The HGN Test: Horizontal Gaze Nystagmus

Helpful Information for Residents of Dearborn & Wayne County

The Standardized Field Sobriety tests include three tests that have been approved by the National Highway Traffic Safety Administration for the assessment of a drunk driver. These tests have undergone research and are believed to provide a certain level of accuracy that is increased when the tests are used together. When an officer pulls a driver over believing they may be intoxicated, much of their decision whether or not to make an arrest will be based off their opinion. This is where testing comes in and these can be used to help an officer make a more accurate judgment. There are three tests; the Walk-and-Turn, One-Leg-Stand and HGN test.

Horizontal Gaze Nystagmus

The HGN test will focus on the issue of horizontal gaze nystagmus. Nystagmus is the involuntary jerking of the eye that happens when a disturbance occurs to the oculomotor control of the eye or the inner ear. It can happen in two ways. The first is known as jerk nystagmus and happens when the eye move from one point slowly and corrects itself through a fast motion known as saccadic. The second is referred to as pendular nystagmus and occurs when the eye moves back and forth between two directions, similar to a pendulum. A horizontal jerking occurs when the eye moves to the sides, and this is known as horizontal gaze nystagmus.

Alcohol's Effect on Nystagmus

The characteristics of this jerking can be changed for those that have alcohol in their system. It can begin sooner on when the eye deviates to the side, or the movement may be exaggerated. Alcohol can have a strong influence on the central nervous system, influencing the behavior and control a person has over themselves. Since the central nervous system manages a number of important functions of the body, alcohol may alter a number of these. That is not to say though that a suspect that exhibits these traits is in fact intoxicated and there are a number of other reasons that can lead to similar results. Alcohol is responsible for two types of nystagmus; positional alcohol nystagmus and horizontal gaze nystagmus.

Positional gaze nystagmus is the result of an outside liquid being present in the body in unequal levels between the fluid in the canals of the vestibular and the blood of the person. This can throw off the orientation of a person, including the eyes which rely on the vestibular system for steadiness. When alcohol is in a person's system this can cause positional alcohol nystagmus and can result from having a higher amount of alcohol in the vestibular system or having higher alcohol fluid in the blood stream. Gaze nystagmus is the result of a disruption in the nervous system that causes a jerking of the eye where it lags then corrects itself while following an object. When alcohol is involved, this will be exaggerated and can affect the eye when it is looking straight and moves to the side or up. The smoothness and control is hindered and this can be witnessed by an officer.

Carrying out the HGN Test

While the other field sobriety tests will be looking more at coordination, balance and ability to follow instructions, this test is simpler in that it just assesses what happens when the suspect tries to move their eye.
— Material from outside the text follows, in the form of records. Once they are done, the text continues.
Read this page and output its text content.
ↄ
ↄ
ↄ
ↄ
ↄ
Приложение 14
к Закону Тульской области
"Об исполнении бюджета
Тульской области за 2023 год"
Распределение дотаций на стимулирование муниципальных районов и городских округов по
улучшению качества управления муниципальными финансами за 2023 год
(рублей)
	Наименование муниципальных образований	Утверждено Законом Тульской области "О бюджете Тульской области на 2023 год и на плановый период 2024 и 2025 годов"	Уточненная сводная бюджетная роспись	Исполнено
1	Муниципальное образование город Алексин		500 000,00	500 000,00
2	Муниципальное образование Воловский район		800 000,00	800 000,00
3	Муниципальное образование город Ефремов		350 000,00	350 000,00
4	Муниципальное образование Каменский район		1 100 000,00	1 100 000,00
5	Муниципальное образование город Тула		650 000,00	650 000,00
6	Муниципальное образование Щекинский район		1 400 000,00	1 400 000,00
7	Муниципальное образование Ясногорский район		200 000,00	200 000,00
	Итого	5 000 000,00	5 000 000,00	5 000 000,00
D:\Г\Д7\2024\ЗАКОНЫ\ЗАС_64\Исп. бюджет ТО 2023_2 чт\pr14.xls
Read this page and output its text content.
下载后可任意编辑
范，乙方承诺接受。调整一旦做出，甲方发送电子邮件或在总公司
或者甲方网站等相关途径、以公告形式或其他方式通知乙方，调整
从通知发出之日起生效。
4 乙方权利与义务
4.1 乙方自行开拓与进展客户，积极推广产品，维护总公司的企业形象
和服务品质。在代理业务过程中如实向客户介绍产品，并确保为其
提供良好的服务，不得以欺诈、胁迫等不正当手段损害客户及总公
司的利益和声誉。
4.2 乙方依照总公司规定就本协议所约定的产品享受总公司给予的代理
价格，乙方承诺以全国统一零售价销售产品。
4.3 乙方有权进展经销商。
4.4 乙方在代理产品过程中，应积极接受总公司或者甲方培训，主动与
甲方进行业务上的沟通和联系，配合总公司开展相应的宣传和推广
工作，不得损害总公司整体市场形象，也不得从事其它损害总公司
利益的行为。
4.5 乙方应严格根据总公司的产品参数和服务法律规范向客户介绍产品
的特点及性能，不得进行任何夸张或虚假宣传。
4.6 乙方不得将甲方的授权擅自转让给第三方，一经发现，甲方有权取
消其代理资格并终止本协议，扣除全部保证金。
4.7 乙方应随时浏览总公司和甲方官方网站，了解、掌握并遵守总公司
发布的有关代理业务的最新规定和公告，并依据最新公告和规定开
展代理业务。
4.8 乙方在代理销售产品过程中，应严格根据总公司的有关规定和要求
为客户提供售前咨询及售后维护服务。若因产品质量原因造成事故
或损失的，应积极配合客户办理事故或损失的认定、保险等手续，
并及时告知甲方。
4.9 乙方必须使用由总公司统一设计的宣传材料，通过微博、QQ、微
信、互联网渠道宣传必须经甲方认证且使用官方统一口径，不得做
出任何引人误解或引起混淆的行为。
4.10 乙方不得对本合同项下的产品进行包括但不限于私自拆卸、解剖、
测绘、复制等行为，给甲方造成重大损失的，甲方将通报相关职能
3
An officer will ask them to follow an object with their eyes, such as a flash light or pen. When the test is being administered, the suspect should be looking away from a street so that the lights of cars do not throw off the motion of their eyes. They will also need to take off glasses and an officer will ask if they have contact lenses in. The officer will hold the object they are using about 12 to 15 inches from the face of the subject at a level that is slightly above their eyes. The suspect will need to follow the object with only their eyes while their head remains still. For those that are unable to keep their head from moving, they can hold their head or chin to keep it stationary. The officer will look to see that both eyes move at the same time and have an equal pupil size. These can indicate problems such as a medical condition or blindness.

What an Officer Looks for

Officers will begin their assessment, looking for three indications in each eye. The first is the smoothness in how the eye travels. The left eye will be checked first to see if the suspect can follow the object without jerking. Next is distinct nystagmus at maximum deviation. The suspect will need to bring their eye as far to the side as they can and hold it there for a four second period. This may also be referred to as end point nystagmus and the officer will have the suspect keep their eye at maximum deviation to make sure that the movement of the object did not interfere with any jerking.

Lastly is the inspection of the angle of onset of nystagmus prior to forty five degrees. This is when the officer moves the object from the middle to the outside for a period of time that is about four seconds. They will be reviewing when any jerking begins to take place and if it is prior to the object moving to forty-five degrees from the center. All tests begin on the left eye and will then be done on the right side. HGN testing can have faults and some courts do not even take the findings of it into consideration. Those that demonstrate four or more of the indications are expected to be intoxicated and the NHTSA states this test has an 88% accuracy rate.